Opinion

Natural resources need more help in the budget

We are all citizens of Washington, but what does that really mean? What is central to our identity as a state?

When my relatives from back East visit, they talk about how green it is out here, how good it smells. They love Puget Sound and marvel at streams with huge spawning salmon swimming along. They are amazed to learn that a bald eagle flying by is routine for us and that we sometimes see herds of elk along the road.

Their states have plenty of schools, freeways, hospitals, and the like. What they noticed were special things that we in Washington sometimes take for granted — our fantastic natural areas and parks, our clean water and air, and our forests and beautiful clear-flowing rivers.

It is our natural resources — our streams, Puget Sound, the mighty Columbia River, the forests and mountains, the salmon and the animals — these are the central elements of our identity as a state. This is what “The Evergreen State” really means.

About now you may be thinking, “Yes, but so what?” Well, here’s what. The Legislature is meeting right now and, as usual, it doesn’t have all the revenue that it needs for the next biennial budget. And, according to information I read in The Olympian, most of the funds available must be allocated to mandatory spending.

And, therefore, I fear for our natural resources. In recent years as the Legislature has established budgets — spreading limited revenue to try to meet many needs — it has continually cut the budgets of our natural-resource agencies. In the 2005-07 general operating budget, the allocation to natural resources was just 2 percent; by the 2013-15 budget, that had slipped to just under 1 percent.

Natural resources, for the most part, are not private but public resources.

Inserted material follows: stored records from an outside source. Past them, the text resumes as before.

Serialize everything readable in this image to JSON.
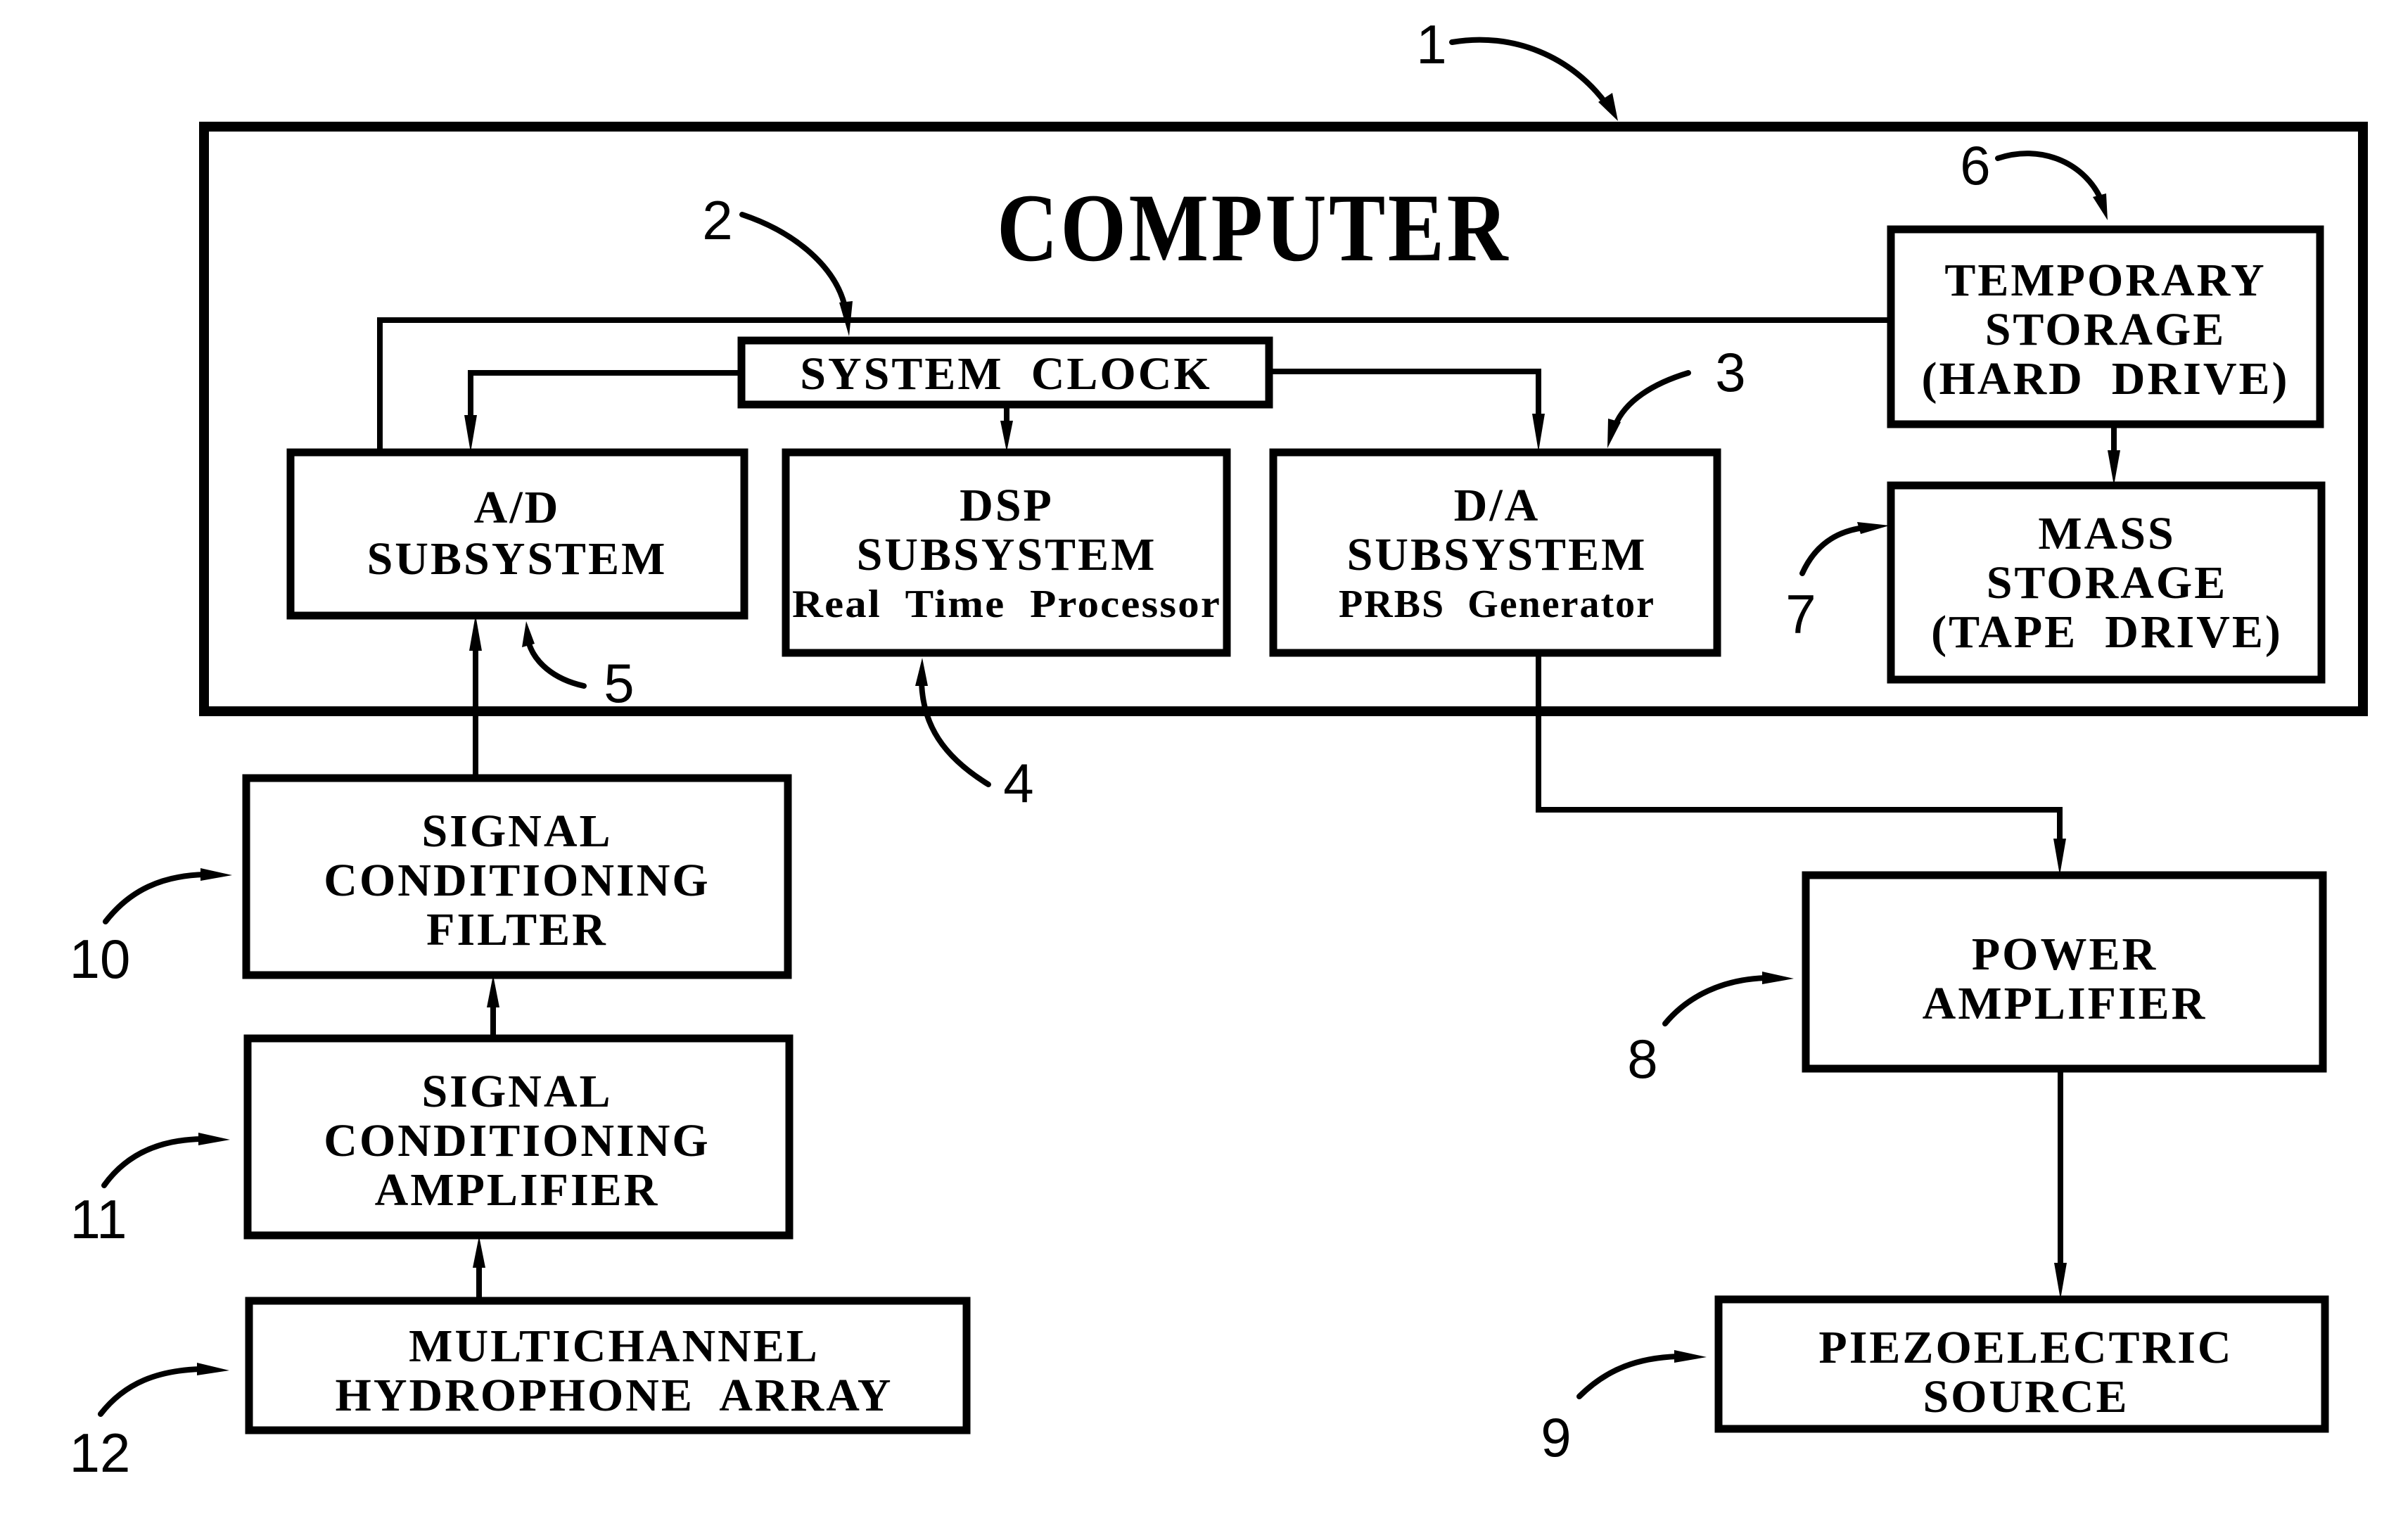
{
  "figure": {
    "computer_title": "COMPUTER",
    "reference_numerals": {
      "computer": "1",
      "system_clock": "2",
      "da_subsystem": "3",
      "dsp_subsystem": "4",
      "ad_subsystem": "5",
      "temporary_storage": "6",
      "mass_storage": "7",
      "power_amplifier": "8",
      "piezoelectric_source": "9",
      "signal_conditioning_filter": "10",
      "signal_conditioning_amplifier": "11",
      "hydrophone_array": "12"
    },
    "blocks": {
      "system_clock": {
        "lines": [
          "SYSTEM  CLOCK"
        ]
      },
      "ad_subsystem": {
        "lines": [
          "A/D",
          "SUBSYSTEM"
        ]
      },
      "dsp_subsystem": {
        "lines": [
          "DSP",
          "SUBSYSTEM"
        ],
        "sublabel": "Real  Time  Processor"
      },
      "da_subsystem": {
        "lines": [
          "D/A",
          "SUBSYSTEM"
        ],
        "sublabel": "PRBS  Generator"
      },
      "temporary_storage": {
        "lines": [
          "TEMPORARY",
          "STORAGE",
          "(HARD  DRIVE)"
        ]
      },
      "mass_storage": {
        "lines": [
          "MASS",
          "STORAGE",
          "(TAPE  DRIVE)"
        ]
      },
      "signal_conditioning_filter": {
        "lines": [
          "SIGNAL",
          "CONDITIONING",
          "FILTER"
        ]
      },
      "signal_conditioning_amplifier": {
        "lines": [
          "SIGNAL",
          "CONDITIONING",
          "AMPLIFIER"
        ]
      },
      "hydrophone_array": {
        "lines": [
          "MULTICHANNEL",
          "HYDROPHONE  ARRAY"
        ]
      },
      "power_amplifier": {
        "lines": [
          "POWER",
          "AMPLIFIER"
        ]
      },
      "piezoelectric_source": {
        "lines": [
          "PIEZOELECTRIC",
          "SOURCE"
        ]
      }
    },
    "connections": [
      {
        "from": "system_clock",
        "to": "ad_subsystem"
      },
      {
        "from": "system_clock",
        "to": "dsp_subsystem"
      },
      {
        "from": "system_clock",
        "to": "da_subsystem"
      },
      {
        "from": "ad_subsystem",
        "to": "temporary_storage"
      },
      {
        "from": "temporary_storage",
        "to": "mass_storage"
      },
      {
        "from": "hydrophone_array",
        "to": "signal_conditioning_amplifier"
      },
      {
        "from": "signal_conditioning_amplifier",
        "to": "signal_conditioning_filter"
      },
      {
        "from": "signal_conditioning_filter",
        "to": "ad_subsystem"
      },
      {
        "from": "da_subsystem",
        "to": "power_amplifier"
      },
      {
        "from": "power_amplifier",
        "to": "piezoelectric_source"
      }
    ]
  }
}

They belong to and benefit all of us.

Who manages and protects these precious public resources, the central core of our identity? It’s public employees working in the departments of Ecology, Fish and Wildlife, Natural Resources, Recreation and Conservation Office, Puget Sound Partnership and others. Their careers are devoted to ensuring, in one way or another, that we have clean water to drink, clean air to breathe, fish to catch, elk and deer to hunt, forests and open spaces to enjoy. These are the stewards of our state’s core identity.

Over the past decade we have had fewer and fewer public employees working to protect our natural resources, and that’s wrong. We cannot starve natural-resource management and expect to retain our identity as The Evergreen State.

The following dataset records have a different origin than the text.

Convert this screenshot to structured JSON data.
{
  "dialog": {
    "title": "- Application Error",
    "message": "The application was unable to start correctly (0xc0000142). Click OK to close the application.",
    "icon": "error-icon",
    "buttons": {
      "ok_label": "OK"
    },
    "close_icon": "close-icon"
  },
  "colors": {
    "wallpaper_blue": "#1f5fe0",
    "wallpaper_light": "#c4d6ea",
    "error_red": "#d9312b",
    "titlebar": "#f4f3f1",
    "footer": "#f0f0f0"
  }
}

Already there are cracks in that identity. Puget Sound and Columbia River chinook salmon, and other species, are listed on the endangered species list. Hunting and fishing opportunities are declining (just ask Fish and Wildlife about license numbers). Campers are being turned away from our state parks.

Ultimately, the Legislature must more fully fund natural-resource agencies and restore the budget cuts of the past decade. And, incidentally, this is not an issue of Eastern versus Western Washington, or rural versus urban, or one party versus another. Every legislative district contains important and valuable public natural resources; every district also has voters who enjoy hunting, fishing, and the glories of nature, and who value clean air and water. We all enjoy our Evergreen State. And, therefore, we all depend on proper natural-resource management and protection.

Of course, since there are many competing needs, including basic human and educational needs, funding natural-resource management is challenging. One approach favored in recent years is some version of “let the user pay.” But it’s not really working. How can the user pay when the user, really, is all of us? We all benefit from clean air and water, from properly managed salmon fishing, from seeing that eagle fly, or taking those relatives to that park.

No, the real solution is to RAISE TAXES! There, I’ve said it. Natural-resource management needs more funding, and to provide it, the state’s general fund needs more revenue.

You get what you’re willing to pay for. I’m willing to pay for better-funded natural-resource budgets. I bet most other Washington citizens are, too. How about you?